Is $\ln (\sin x-\cos x)$ equal to $\ln (\cos x-\sin x)$?
So I did a integral problem but the answer is not same the answer given.
I'm given this question $\int (\frac{2}{1-\tan x})dx$
So I got the answer which is $x-\ln (\tan x-1)+\frac{1}{2}\ln (\sec ^2x)+c$ Then I simplify it into $x-\ln (\sin x -\cos x)+c$
But the given answer is $x-\ln (\cos x-\sin x) + c$
On
No, they are not the same.
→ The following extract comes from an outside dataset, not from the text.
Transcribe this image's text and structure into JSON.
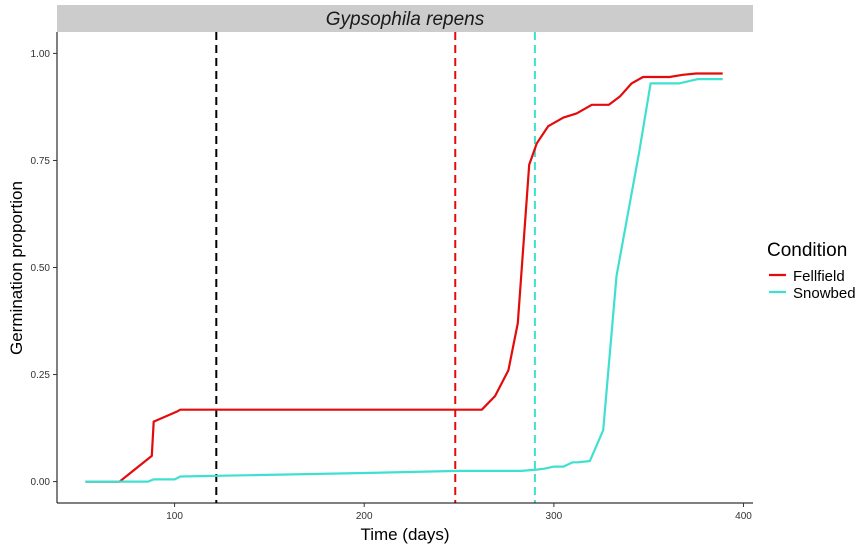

The logarithm function is defined only on the positive real numbers, meaning that $\ln(\sin(x) - \cos(x))$ is defined where $\sin(x) - \cos(x) > 0$ and $\ln(\cos(x) - \sin(x))$ is defined only where $\cos(x) - \sin(x) > 0$, meaning that the domains of the two functions have no points in common.
On
The antiderivative of $\dfrac1x$ is $\ln|x|$, defined both for negative and positive values of the argument. So the sign is irrelevant.
As you can check,
$$x>0\implies (\ln|x|)'=(\ln x)'=\frac1x\\ x<0\implies (\ln|x|)'=(\ln(-x))'=\frac{-1}{-x}=\frac1x. $$
On
If
$$\ln (\sin x-\cos x) = \ln (\cos x-\sin x) = u, $$ then
$$ (\sin x-\cos x) = (\cos x-\sin x) = e^u $$ or
$$ \tan x = 1. $$
So it is valid for real $ x = \pm \, \pi/4 $ and its co-terminal angles only.
EDIT 1:
For complex variable $ z$ for a sign change, the others pointed it out already as valid for log of any function:
$$ \dfrac{ \ln (\sin z-\cos z)}{ \ln (\cos z-\sin z)} = \pi i $$
$$ \dfrac{ \ln f(z) }{ \ln f(- z)} = \pi i. $$
No, but $\ln|\sin x-\cos x|=\ln|\cos x-\sin x|$. Both functions you're interested in have the same derivative, but are defined on different intervals. Using the absolute value encompasses both.